Fluoxetine treatment rewires vestibular circuitry and corrects deficits in egocentric navigation of adult mice

Abstract

As egocentric navigation relies on vestibular input, neonatal exposure of the medial vestibular nucleus (MVN) to GABAA receptor antagonist bicuculline (BIC) produced navigation impairment in adult mice. Fluoxetine (FLX), a selective serotonin (5-HT) reuptake inhibitor, is known to reinstate exclusive plasticity in mature neural circuitry. Co-treatment of FLX and wobble vestibular stimulation (WOB) in these mice at postnatal day (P) 21-28 was shown to correct such navigation deficits in adulthood. This study hypothesizes that FLX+WOB treatment resets the deranged vestibular circuitry for egocentric navigation.

Since the transplantation of immature neuron can reinstate plasticity in mature circuitry, it was examined whether FLX treatment induces neurogenesis in the MVN, thereby abolishing navigation deficits. Prominin1 (PROM1)-expressing stem cells in the (sub-)ependymal layer of the fourth ventricle were hypothesized to provide the neighboring MVN neuron progenitors which proliferate with FLX induction. Both in vivo genetic lineage tracing and in vitro neurosphere assay found no neurons differentiated from PROM1 progeny in the MVN and (sub-)ependymal layer. FLX, or 5-HT mimicking its effect in vitro, did not promote proliferation of cells in the MVN. These results illustrate that the mechanism underlying FLX+WOB treatment might be independent of cell proliferation.

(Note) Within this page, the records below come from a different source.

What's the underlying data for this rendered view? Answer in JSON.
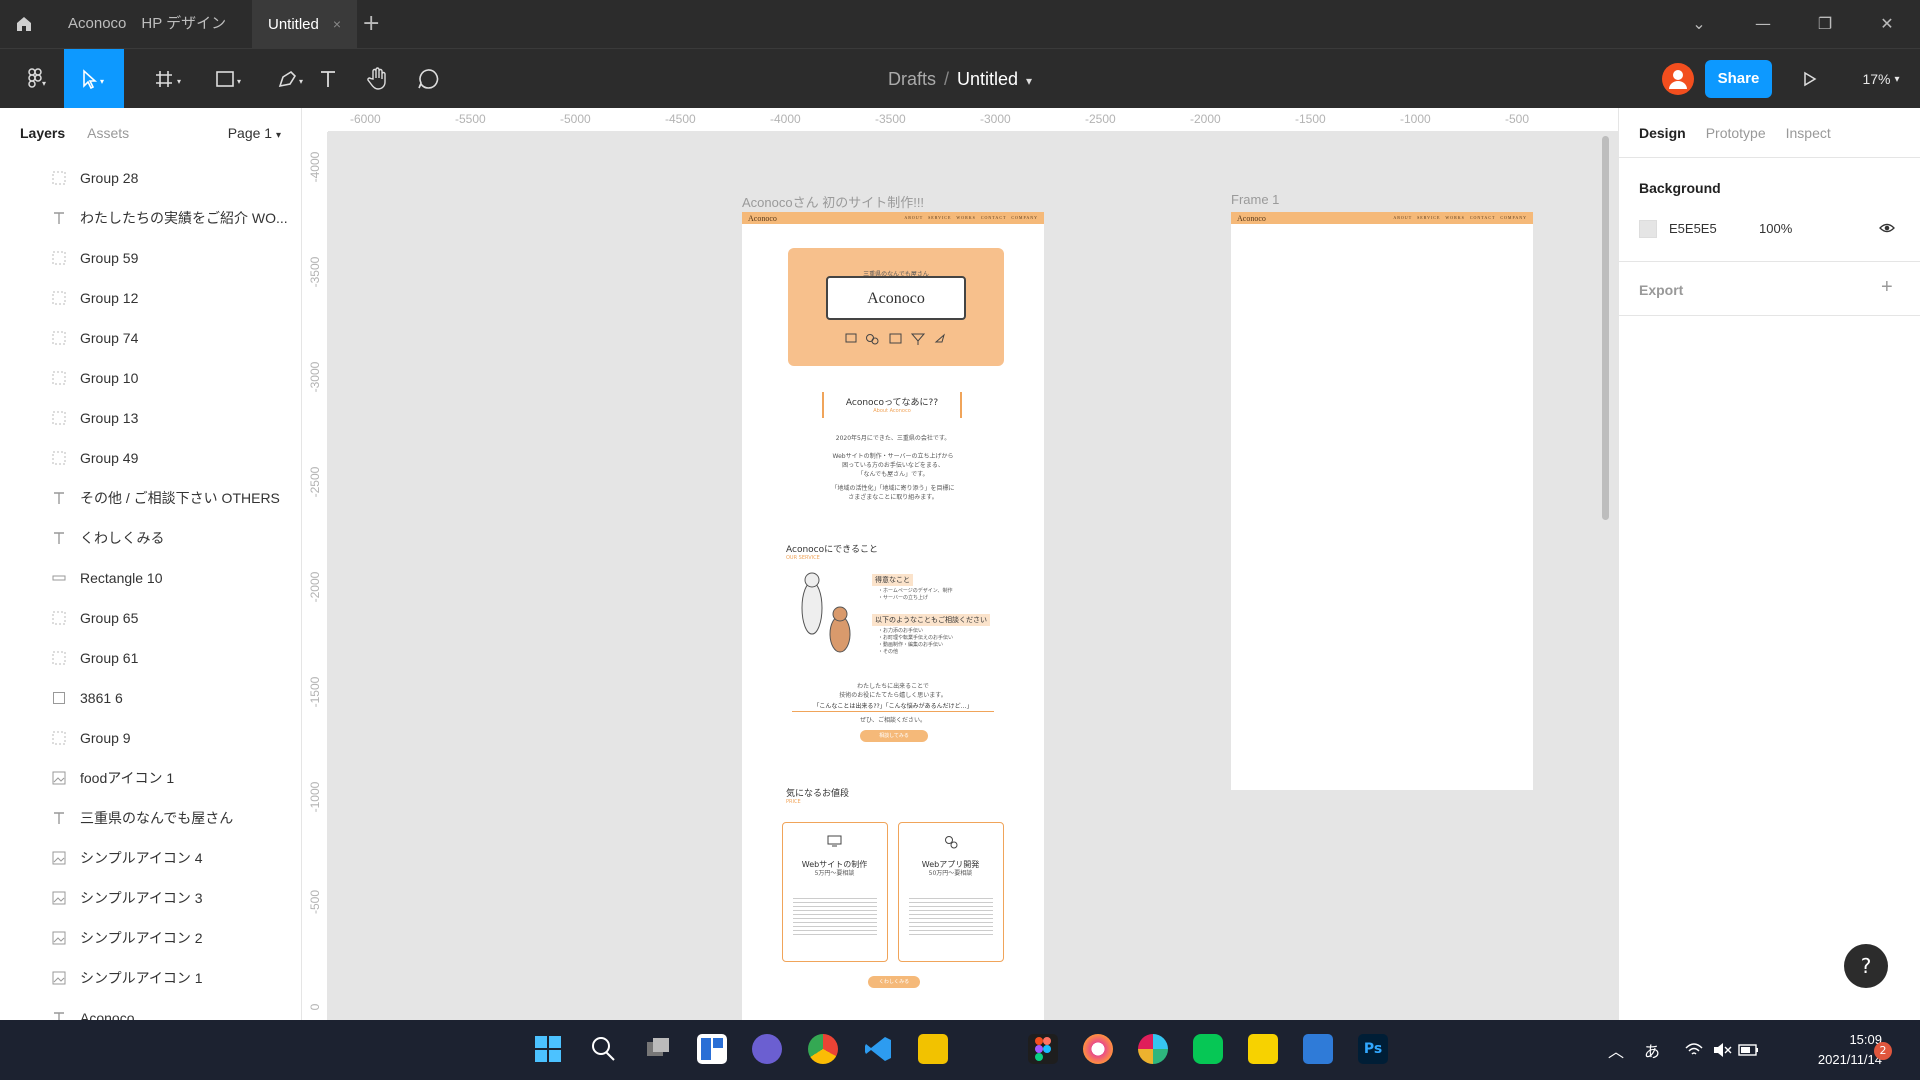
{
  "titlebar": {
    "tabs": [
      {
        "label": "Aconoco　HP デザイン"
      },
      {
        "label": "Untitled",
        "close": "×"
      }
    ],
    "plus": "+",
    "controls": [
      "⌄",
      "—",
      "❐",
      "✕"
    ]
  },
  "toolbar": {
    "breadcrumb_parent": "Drafts",
    "breadcrumb_sep": "/",
    "file_name": "Untitled",
    "share_label": "Share",
    "zoom": "17%"
  },
  "left_panel": {
    "tab_layers": "Layers",
    "tab_assets": "Assets",
    "page": "Page 1",
    "layers": [
      {
        "type": "group",
        "name": "Group 28"
      },
      {
        "type": "text",
        "name": "わたしたちの実績をご紹介 WO..."
      },
      {
        "type": "group",
        "name": "Group 59"
      },
      {
        "type": "group",
        "name": "Group 12"
      },
      {
        "type": "group",
        "name": "Group 74"
      },
      {
        "type": "group",
        "name": "Group 10"
      },
      {
        "type": "group",
        "name": "Group 13"
      },
      {
        "type": "group",
        "name": "Group 49"
      },
      {
        "type": "text",
        "name": "その他 / ご相談下さい OTHERS"
      },
      {
        "type": "text",
        "name": "くわしくみる"
      },
      {
        "type": "rect",
        "name": "Rectangle 10"
      },
      {
        "type": "group",
        "name": "Group 65"
      },
      {
        "type": "group",
        "name": "Group 61"
      },
      {
        "type": "frame",
        "name": "3861 6"
      },
      {
        "type": "group",
        "name": "Group 9"
      },
      {
        "type": "image",
        "name": "foodアイコン 1"
      },
      {
        "type": "text",
        "name": "三重県のなんでも屋さん"
      },
      {
        "type": "image",
        "name": "シンプルアイコン 4"
      },
      {
        "type": "image",
        "name": "シンプルアイコン 3"
      },
      {
        "type": "image",
        "name": "シンプルアイコン 2"
      },
      {
        "type": "image",
        "name": "シンプルアイコン 1"
      },
      {
        "type": "text",
        "name": "Aconoco"
      }
    ]
  },
  "rulers": {
    "top": [
      "-6000",
      "-5500",
      "-5000",
      "-4500",
      "-4000",
      "-3500",
      "-3000",
      "-2500",
      "-2000",
      "-1500",
      "-1000",
      "-500"
    ],
    "left": [
      "-4000",
      "-3500",
      "-3000",
      "-2500",
      "-2000",
      "-1500",
      "-1000",
      "-500",
      "0"
    ]
  },
  "canvas": {
    "frame1_label": "Aconocoさん 初のサイト制作!!!",
    "frame2_label": "Frame 1",
    "site": {
      "logo": "Aconoco",
      "nav": "ABOUT　SERVICE　WORKS　CONTACT　COMPANY",
      "hero_tagline": "三重県のなんでも屋さん",
      "hero_title": "Aconoco",
      "about_title": "Aconocoってなあに??",
      "about_sub": "About Aconoco",
      "about_p1": "2020年5月にできた、三重県の会社です。",
      "about_p2": "Webサイトの制作・サーバーの立ち上げから\n困っている方のお手伝いなどをまる、\n「なんでも屋さん」です。",
      "about_p3": "「地域の活性化」「地域に寄り添う」を目標に\nさまざまなことに取り組みます。",
      "service_title": "Aconocoにできること",
      "service_sub": "OUR SERVICE",
      "good_title": "得意なこと",
      "good_items": "・ホームページのデザイン、制作\n・サーバーの立ち上げ",
      "also_title": "以下のようなこともご相談ください",
      "also_items": "・お力添のお手伝い\n・お町理や転業手伝えのお手伝い\n・動画制作・編集のお手伝い\n・その他",
      "cta_text": "わたしたちに出来ることで\n技術のお役にたてたら嬉しく思います。",
      "cta_quote": "「こんなことは出来る??」「こんな悩みがあるんだけど…」",
      "cta_text2": "ぜひ、ご相談ください。",
      "cta_button": "相談してみる",
      "price_title": "気になるお値段",
      "price_sub": "PRICE",
      "card1_title": "Webサイトの制作",
      "card1_price": "5万円〜要相談",
      "card2_title": "Webアプリ開発",
      "card2_price": "50万円〜要相談",
      "more_button": "くわしくみる"
    },
    "frame2_logo": "Aconoco",
    "frame2_nav": "ABOUT　SERVICE　WORKS　CONTACT　COMPANY"
  },
  "right_panel": {
    "tabs": [
      "Design",
      "Prototype",
      "Inspect"
    ],
    "background_label": "Background",
    "bg_hex": "E5E5E5",
    "bg_opacity": "100%",
    "export_label": "Export",
    "add": "+"
  },
  "help": "?",
  "taskbar": {
    "time": "15:09",
    "date": "2021/11/14",
    "ime": "あ",
    "badge": "2"
  },
  "colors": {
    "accent": "#0d99ff",
    "brand": "#f5b979",
    "canvas": "#e5e5e5"
  }
}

To ascertain whether FLX+WOB treatment alters the connectivity of GABAergic parvalbumin (PV)-expressing MVN neurons, thereby abolishing navigation deficits, various virus tracing tools were used to elucidate the central vestibular circuitry. Through anterograde monosynaptic tracing, postsynaptic targets of these PV neurons were found in relays of the circuitry for egocentric navigation, including the nucleus prepositus hypoglossi (NPH), dorsal paragigantocellular reticular nucleus (PGRNd), supragenual nucleus (SGN), and dorsal tegmental nucleus (DTN). In this ascending vestibular circuitry, SGN processes direct input from the MVN for generating head direction signals. Projection to the SGN from the MVN was mainly ipsilateral, with over 30% of SGN-projecting MVN neurons expressing PV. Retrograde monosynaptic tracing further demonstrated that neonatal BIC exposure and subsequent FLX+WOB treatment had no effect on input from the aforementioned relays onto SGN-projecting MVN neurons.

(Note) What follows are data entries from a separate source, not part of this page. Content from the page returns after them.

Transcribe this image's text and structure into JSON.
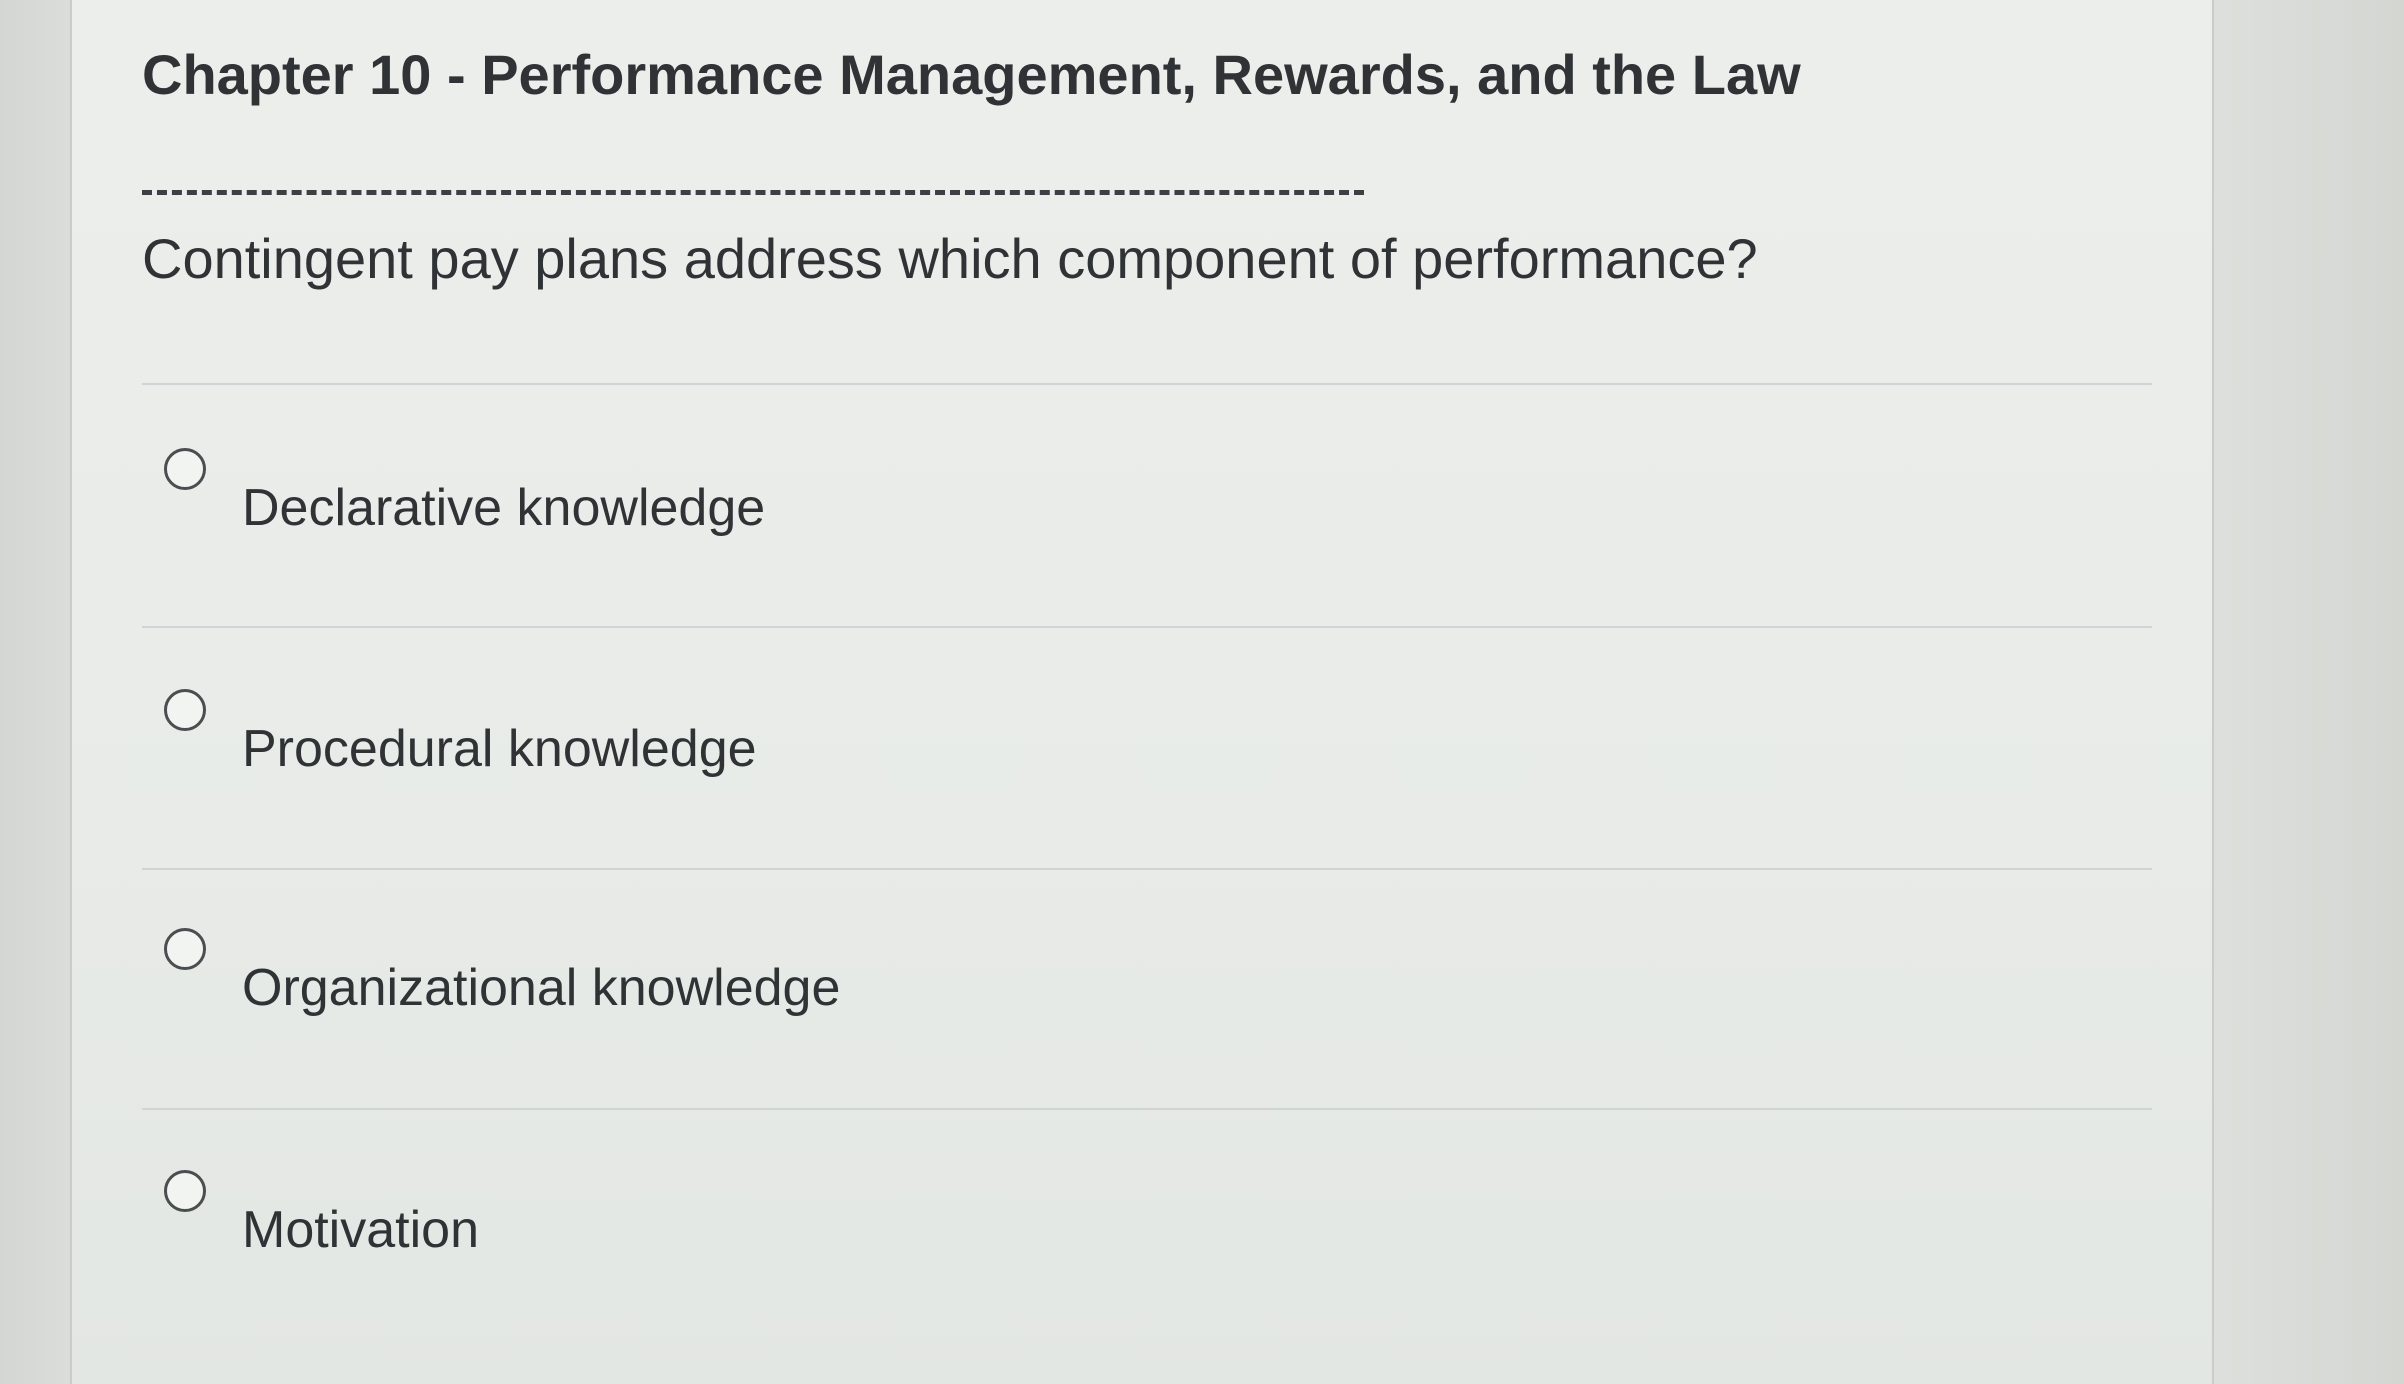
{
  "quiz": {
    "chapter_title": "Chapter 10 - Performance Management, Rewards, and the Law",
    "question": "Contingent pay plans address which component of performance?",
    "options": [
      {
        "label": "Declarative knowledge",
        "selected": false
      },
      {
        "label": "Procedural knowledge",
        "selected": false
      },
      {
        "label": "Organizational knowledge",
        "selected": false
      },
      {
        "label": "Motivation",
        "selected": false
      }
    ]
  },
  "colors": {
    "text": "#2f3336",
    "divider": "#cfd5d6",
    "background": "#e9ece9"
  }
}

Viral retrograde tracing revealed that neonatal BIC exposure increased the projection of PV-expressing MVN neurons to the contralateral SGN but reduced such projection to the bilateral DTN. The deranged projection of PV neurons in this ascending circuitry may be responsible for the BIC-induced deficits in egocentric navigation.

Compared with mice with BIC treatment only, anterograde monosynaptic tracing revealed that BIC and subsequent FLX+WOB treatments reduced the number of ipsilateral NPH neurons postsynaptic to PV-expressing MVN neurons. This provided evidence that FLX+WOB treatment rewired the ascending vestibular circuitry, thereby contributing to the correction of BIC-induced deficits in egocentric navigation.

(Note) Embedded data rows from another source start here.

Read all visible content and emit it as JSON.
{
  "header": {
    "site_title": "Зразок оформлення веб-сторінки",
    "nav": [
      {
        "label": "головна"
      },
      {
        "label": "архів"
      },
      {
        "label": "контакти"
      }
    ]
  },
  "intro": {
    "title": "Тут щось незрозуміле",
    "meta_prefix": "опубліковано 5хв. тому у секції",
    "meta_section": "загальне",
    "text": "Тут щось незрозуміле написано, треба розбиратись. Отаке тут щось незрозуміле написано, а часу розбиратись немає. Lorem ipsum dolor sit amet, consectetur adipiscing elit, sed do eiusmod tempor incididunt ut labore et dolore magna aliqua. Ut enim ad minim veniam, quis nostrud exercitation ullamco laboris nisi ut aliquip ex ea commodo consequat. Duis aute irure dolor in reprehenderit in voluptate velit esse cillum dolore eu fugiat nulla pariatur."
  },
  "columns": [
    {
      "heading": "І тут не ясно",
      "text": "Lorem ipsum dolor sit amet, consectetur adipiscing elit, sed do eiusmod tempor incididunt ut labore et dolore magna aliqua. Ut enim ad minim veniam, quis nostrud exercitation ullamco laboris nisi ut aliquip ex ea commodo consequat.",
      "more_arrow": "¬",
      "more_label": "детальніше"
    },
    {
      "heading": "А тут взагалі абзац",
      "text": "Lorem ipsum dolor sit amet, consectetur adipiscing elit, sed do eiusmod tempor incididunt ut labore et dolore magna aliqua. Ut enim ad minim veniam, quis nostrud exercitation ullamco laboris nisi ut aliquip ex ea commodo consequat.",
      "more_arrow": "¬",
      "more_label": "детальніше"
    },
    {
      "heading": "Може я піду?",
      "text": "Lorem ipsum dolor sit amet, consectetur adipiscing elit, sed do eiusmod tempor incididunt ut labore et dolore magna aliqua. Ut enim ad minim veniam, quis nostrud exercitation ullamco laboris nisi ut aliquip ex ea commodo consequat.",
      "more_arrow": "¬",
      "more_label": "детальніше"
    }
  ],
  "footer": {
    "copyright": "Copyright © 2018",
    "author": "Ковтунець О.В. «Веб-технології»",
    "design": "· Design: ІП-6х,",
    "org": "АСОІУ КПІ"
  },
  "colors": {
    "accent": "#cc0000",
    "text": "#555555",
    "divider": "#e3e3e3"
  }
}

To conclude, neonatal BIC produced derangement in vestibular circuitry and caused deficits in egocentric navigation of adult mice. FLX+WOB treatment induced re-establishment of the circuitry and corrected the navigation deficits. These results shed light on how miswiring of vestibular circuitry for navigation may occur and offer a therapeutic approach for restoring egocentric navigation in adults through harnessing the plasticity of vestibular circuitry.